Geschichte der Kämpfe

Aufgeblättert: »Die radikale jüdische Tradition« von Donny Gluckstein und Janey Stone

Von Christian Hofmann

Zweifelsohne ist Donny Gluckstein und Janey Stone ein beachtliches Buch gelungen. »Die radikale jüdische Tradition« steht in einem scharfen Kontrast zu dem heute üblichen Blick auf die moderne jüdische Geschichte. Vor allem der zweite Teil überzeugt. Er handelt von Hitzköpfen und Unruhestifter*innen, die aus den Reihen der jüdischen Arbeiter*innenklasse kamen und ein bedeutender Teil der politischen Linken waren. Berichtet wird aus dem russischen Zarenreich, dem Londoner East End, New York und Polen ab den 1880er Jahren. Hier wimmelt es von Sozialist*innen, Anarchist*innen, Bundist*innen und linken Zionist*innen sowie vielfältigen Aktionsformen wie Arbeits- und Mietstreiks, Massendemonstrationen und revolutionären Erhebungen.
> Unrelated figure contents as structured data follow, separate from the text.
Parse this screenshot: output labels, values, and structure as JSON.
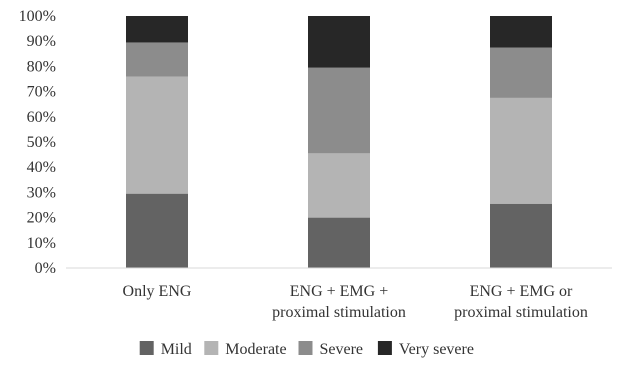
{
  "chart_data": {
    "type": "bar",
    "stacked": true,
    "percent": true,
    "categories": [
      [
        "Only ENG"
      ],
      [
        "ENG + EMG +",
        "proximal stimulation"
      ],
      [
        "ENG + EMG or",
        "proximal stimulation"
      ]
    ],
    "series": [
      {
        "name": "Mild",
        "color": "#636363",
        "values": [
          29.5,
          20,
          25.5
        ]
      },
      {
        "name": "Moderate",
        "color": "#b4b4b4",
        "values": [
          46.5,
          25.5,
          42
        ]
      },
      {
        "name": "Severe",
        "color": "#8c8c8c",
        "values": [
          13.5,
          34,
          20
        ]
      },
      {
        "name": "Very severe",
        "color": "#272727",
        "values": [
          10.5,
          20.5,
          12.5
        ]
      }
    ],
    "y_ticks": [
      "0%",
      "10%",
      "20%",
      "30%",
      "40%",
      "50%",
      "60%",
      "70%",
      "80%",
      "90%",
      "100%"
    ],
    "ylim": [
      0,
      100
    ],
    "grid": false,
    "legend_position": "bottom",
    "title": "",
    "xlabel": "",
    "ylabel": ""
  }
}
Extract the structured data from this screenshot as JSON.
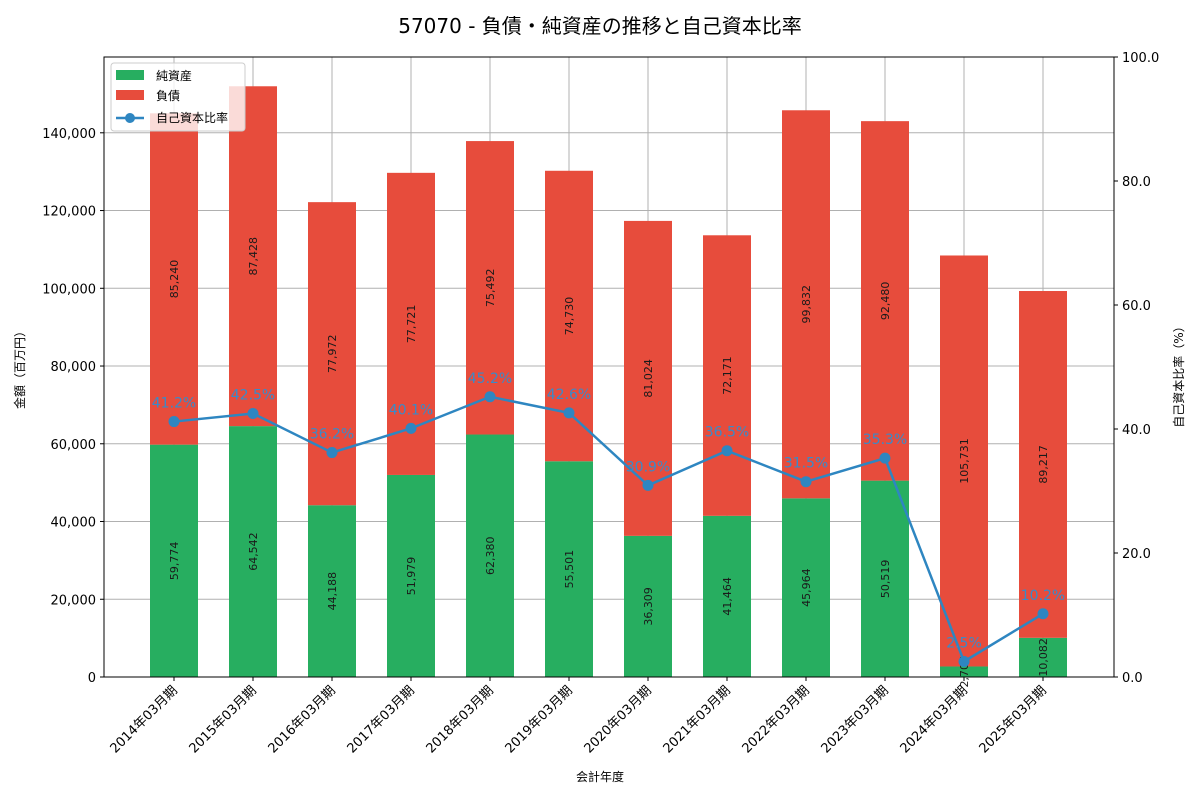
{
  "chart_data": {
    "type": "bar",
    "stacked": true,
    "title": "57070 - 負債・純資産の推移と自己資本比率",
    "xlabel": "会計年度",
    "ylabel": "金額（百万円）",
    "y2label": "自己資本比率（%）",
    "ylim": [
      0,
      159500
    ],
    "y2lim": [
      0,
      100
    ],
    "yticks": [
      "0",
      "20,000",
      "40,000",
      "60,000",
      "80,000",
      "100,000",
      "120,000",
      "140,000"
    ],
    "y2ticks": [
      "0.0",
      "20.0",
      "40.0",
      "60.0",
      "80.0",
      "100.0"
    ],
    "grid": true,
    "legend_position": "upper left",
    "categories": [
      "2014年03月期",
      "2015年03月期",
      "2016年03月期",
      "2017年03月期",
      "2018年03月期",
      "2019年03月期",
      "2020年03月期",
      "2021年03月期",
      "2022年03月期",
      "2023年03月期",
      "2024年03月期",
      "2025年03月期"
    ],
    "series": [
      {
        "name": "純資産",
        "type": "bar",
        "color": "#27ae60",
        "values": [
          59774,
          64542,
          44188,
          51979,
          62380,
          55501,
          36309,
          41464,
          45964,
          50519,
          2707,
          10082
        ],
        "labels": [
          "59,774",
          "64,542",
          "44,188",
          "51,979",
          "62,380",
          "55,501",
          "36,309",
          "41,464",
          "45,964",
          "50,519",
          "2,707",
          "10,082"
        ]
      },
      {
        "name": "負債",
        "type": "bar",
        "color": "#e74c3c",
        "values": [
          85240,
          87428,
          77972,
          77721,
          75492,
          74730,
          81024,
          72171,
          99832,
          92480,
          105731,
          89217
        ],
        "labels": [
          "85,240",
          "87,428",
          "77,972",
          "77,721",
          "75,492",
          "74,730",
          "81,024",
          "72,171",
          "99,832",
          "92,480",
          "105,731",
          "89,217"
        ]
      },
      {
        "name": "自己資本比率",
        "type": "line",
        "axis": "right",
        "color": "#2e86c1",
        "values": [
          41.2,
          42.5,
          36.2,
          40.1,
          45.2,
          42.6,
          30.9,
          36.5,
          31.5,
          35.3,
          2.5,
          10.2
        ],
        "labels": [
          "41.2%",
          "42.5%",
          "36.2%",
          "40.1%",
          "45.2%",
          "42.6%",
          "30.9%",
          "36.5%",
          "31.5%",
          "35.3%",
          "2.5%",
          "10.2%"
        ]
      }
    ]
  }
}
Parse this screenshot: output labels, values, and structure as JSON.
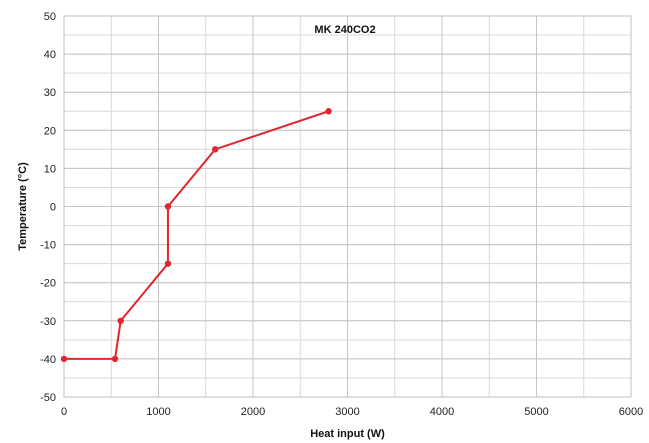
{
  "chart_data": {
    "type": "line",
    "title": "MK 240CO2",
    "xlabel": "Heat input (W)",
    "ylabel": "Temperature (°C)",
    "xlim": [
      0,
      6000
    ],
    "ylim": [
      -50,
      50
    ],
    "x_ticks": [
      0,
      1000,
      2000,
      3000,
      4000,
      5000,
      6000
    ],
    "y_ticks": [
      -50,
      -40,
      -30,
      -20,
      -10,
      0,
      10,
      20,
      30,
      40,
      50
    ],
    "x_ticks_labels": [
      "0",
      "1000",
      "2000",
      "3000",
      "4000",
      "5000",
      "6000"
    ],
    "y_ticks_labels": [
      "-50",
      "-40",
      "-30",
      "-20",
      "-10",
      "0",
      "10",
      "20",
      "30",
      "40",
      "50"
    ],
    "grid": true,
    "series": [
      {
        "color": "#e3262e",
        "x": [
          0,
          540,
          600,
          1100,
          1100,
          1600,
          2800
        ],
        "y": [
          -40,
          -40,
          -30,
          -15,
          0,
          15,
          25
        ]
      }
    ]
  }
}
Dem jüdischen Widerstand gegen die Nazis ist der anschließende dritte Teil gewidmet. Er soll die Behauptung widerlegen, Jüdinnen und Juden hätten sich wie die Lämmer zur Schlachtbank führen lassen. Der abschließende vierte Teil behandelt die Rolle Palästinas in der radikalen Tradition und endet mit der Gründung des Staates Israel. Für die Autor*innen, die sich als »jüdische Antizionist*innen« bezeichnen, ist es eine »Tragödie«, dass »der Zionismus an die Stelle des Radikalismus« trat. Insgesamt ist das Buch eine hervorragende Sammlung von fesselnden und teils inspirierenden Beispielen und Geschichten. Die theoretische Herangehensweise wirkt dagegen leider teilweise blass, gerade bezüglich der Erklärung des Antisemitismus.

Donny Gluckstein und Janey Stone: Die radikale jüdische Tradition. Partisanen, Revolutionäre, Widerstandskämpfer. Die Buchmacherei, Berlin 2025. 480 Seiten, 20 EUR.